His theft of $200,000 was after he had lost most of his wealth and was again trying to win big on the stock market in order to buy a block of land for his second wife.
It ended in bankruptcy and criminal charges.
It is hard to say if he has rebuilt his fortune. He has definitely been involved in the car parking business to some degree since those times. Whether his business enterprises in the past 20 years have been successful enough to generate sufficient excess funds required for the kind of charitable giving that earns an Australia Day gong is not clear to me.
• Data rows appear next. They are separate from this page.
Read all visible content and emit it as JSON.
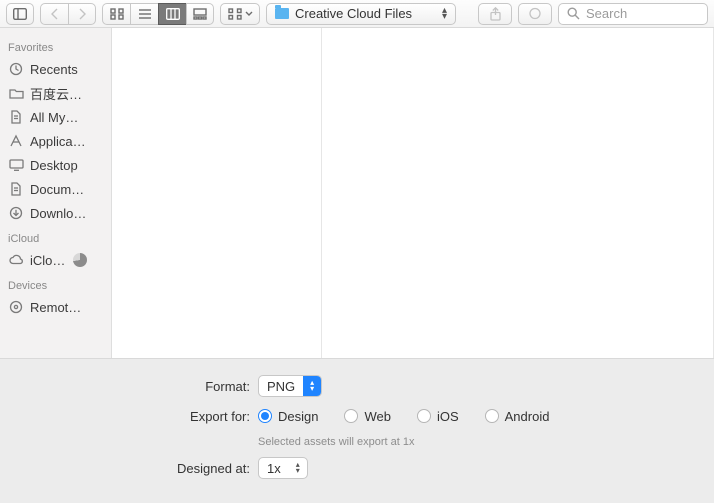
{
  "toolbar": {
    "path_label": "Creative Cloud Files",
    "search_placeholder": "Search"
  },
  "sidebar": {
    "sections": [
      {
        "title": "Favorites",
        "items": [
          {
            "icon": "clock",
            "label": "Recents"
          },
          {
            "icon": "folder",
            "label": "百度云…"
          },
          {
            "icon": "doc",
            "label": "All My…"
          },
          {
            "icon": "app",
            "label": "Applica…"
          },
          {
            "icon": "desktop",
            "label": "Desktop"
          },
          {
            "icon": "doc",
            "label": "Docum…"
          },
          {
            "icon": "download",
            "label": "Downlo…"
          }
        ]
      },
      {
        "title": "iCloud",
        "items": [
          {
            "icon": "cloud",
            "label": "iClo…",
            "badge": "pie"
          }
        ]
      },
      {
        "title": "Devices",
        "items": [
          {
            "icon": "disc",
            "label": "Remot…"
          }
        ]
      }
    ]
  },
  "export": {
    "format_label": "Format:",
    "format_value": "PNG",
    "exportfor_label": "Export for:",
    "options": [
      {
        "label": "Design",
        "checked": true
      },
      {
        "label": "Web",
        "checked": false
      },
      {
        "label": "iOS",
        "checked": false
      },
      {
        "label": "Android",
        "checked": false
      }
    ],
    "hint": "Selected assets will export at 1x",
    "designed_label": "Designed at:",
    "designed_value": "1x"
  }
}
If he has, he has done it very quietly, which is his right.
However, if the Australia Day honour was recognition for his pre-1996 giving, then it seems he has been recognised for that generosity twice.
In the first instance his charitable works helped him avoid jail. To my thinking that would exhaust any goodwill generated by prior charitable giving.
Then again, have the mists of time, the lack of information available on Google and, perhaps, the monumental appreciation of past beneficiaries, altered the ledger in favour of another round of recognition?
I write this not to be spiteful or in any way nasty to a man that, in my view was, despite his flaws, a genuine and generous businessman rather than a true villain like many of his peers. I am simply bemused by an opaque process that throws up what seems to be an odd result.